Cultured embryo cells are also well suited for studies using optical probes of signal transduction and ion activity. Cells can be cultured from worms expressing cell-specific genetically encoded fluorescent indicators23,24 or cells can be loaded in vitro with fluorescent dyes. Figure 5 shows an example of simultaneous measurement of whole-cell current and intracellular Ca2+ in a cultured C. elegans intestinal cell (see Fig. 5a). These cells express an outwardly rectifying Ca2+ (ORCa) channel (see Fig. 5b) (see ref. 11). When cells are patch-clamped with solutions containing low concentrations of Ca2+ buffers, channel activity oscillates. Oscillating channel activity in turn gives rise to intracellular Ca2+ oscillations (see Fig. 5c) (see ref. 15). Such oscillating channel activity may play an important role in driving intestinal Ca2+ oscillations that control the C. elegans defecation rhythm25,26,27.

Gene expression can be silenced by RNAi in C. elegans cell culture simply by adding double-stranded RNA (dsRNA) to the culture medium6,28. Figure 6a shows an example of a whole-cell current in a cultured worm intestinal cell that is activated by depletion of Ca2+ from endoplasmic reticulum (ER) Ca2+ stores11. This store-operated Ca2+ channel or SOCC requires the function of the ER transmembrane protein STIM-1 (ref. 28) and the plasma membrane protein ORAI-1 (ref. 29). Addition of stim-1 or orai-1 dsRNA to the culture medium for 2–3 days inhibits SOCC activation >90% (see Fig. 6) (see refs. 28,29).

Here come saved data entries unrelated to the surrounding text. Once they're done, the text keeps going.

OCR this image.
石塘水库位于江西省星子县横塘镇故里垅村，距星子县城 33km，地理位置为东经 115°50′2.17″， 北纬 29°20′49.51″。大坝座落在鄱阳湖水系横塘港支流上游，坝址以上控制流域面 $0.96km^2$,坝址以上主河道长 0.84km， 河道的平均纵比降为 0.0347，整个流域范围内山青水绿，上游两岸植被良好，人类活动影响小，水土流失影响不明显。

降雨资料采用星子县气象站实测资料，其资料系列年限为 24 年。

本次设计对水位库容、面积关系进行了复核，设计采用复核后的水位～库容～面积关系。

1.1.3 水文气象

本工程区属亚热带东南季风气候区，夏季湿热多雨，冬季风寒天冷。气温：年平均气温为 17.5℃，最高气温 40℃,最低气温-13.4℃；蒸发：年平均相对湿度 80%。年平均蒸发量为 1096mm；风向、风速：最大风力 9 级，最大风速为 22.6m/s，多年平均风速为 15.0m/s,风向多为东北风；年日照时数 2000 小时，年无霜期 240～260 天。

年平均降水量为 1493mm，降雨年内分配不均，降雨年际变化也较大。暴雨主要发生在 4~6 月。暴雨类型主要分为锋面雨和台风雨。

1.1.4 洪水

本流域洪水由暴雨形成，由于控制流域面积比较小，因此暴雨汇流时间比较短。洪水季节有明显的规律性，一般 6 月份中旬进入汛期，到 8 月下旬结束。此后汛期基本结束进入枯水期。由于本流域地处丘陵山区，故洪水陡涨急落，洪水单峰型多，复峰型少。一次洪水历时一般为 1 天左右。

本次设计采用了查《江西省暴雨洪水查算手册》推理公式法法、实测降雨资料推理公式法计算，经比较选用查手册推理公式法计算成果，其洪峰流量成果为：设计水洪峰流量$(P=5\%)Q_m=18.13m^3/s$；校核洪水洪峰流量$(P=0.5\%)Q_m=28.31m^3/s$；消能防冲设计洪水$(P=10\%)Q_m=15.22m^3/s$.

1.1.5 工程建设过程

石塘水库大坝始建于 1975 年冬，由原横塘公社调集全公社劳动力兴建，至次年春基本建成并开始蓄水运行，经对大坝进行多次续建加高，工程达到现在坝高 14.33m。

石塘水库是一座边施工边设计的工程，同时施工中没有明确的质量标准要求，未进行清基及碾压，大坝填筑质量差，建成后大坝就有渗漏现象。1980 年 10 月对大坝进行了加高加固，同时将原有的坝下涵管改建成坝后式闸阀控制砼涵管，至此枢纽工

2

Figure 6: Effect of stim-1 RNAi on whole-cell SOCC currents recorded from cultured C. elegans intestinal cells.
figure 6

(a) Current-to-voltage relationships of whole-cell Ca2+ currents detected in cultured C. elegans intestinal cells after depletion of ER Ca2+ stores. Currents are peak currents recorded 5–6 min after store depletion was induced. Calcium stores were depleted by dialyzing cells with a pipette solution containing 10 μM IP3, 10 mM BAPTA and a free Ca2+ concentration of 18 nM. SOCC current fails to activate in cells treated with stim-1 dsRNA for 2–3 days. The y axis is current (I) reported as picoamperes/picofarad (pA/pF). The x axis is membrane voltage (V) expressed as millivolts (mV). (b) Effect of stim-1 dsRNA on peak SOCC current measured 5 min after obtaining whole cell access. Solid lines are the mean currents for the cells shown. Reproduced from Yan et al.28 with permission of The Rockefeller University Press, copyright 2006.

Fluorescence-activated sorting of C. elegans cultured cells has to date been used to enrich mechanosensory9, motor30,31, and thermosensory and olfactory neurons32 expressing cell-specific GFP reporters. Isolation of cell populations with purities for these neurons of 40–90% has been reported. These enriched cell populations have in turn been used for cell-specific gene expression studies9,30,31,32.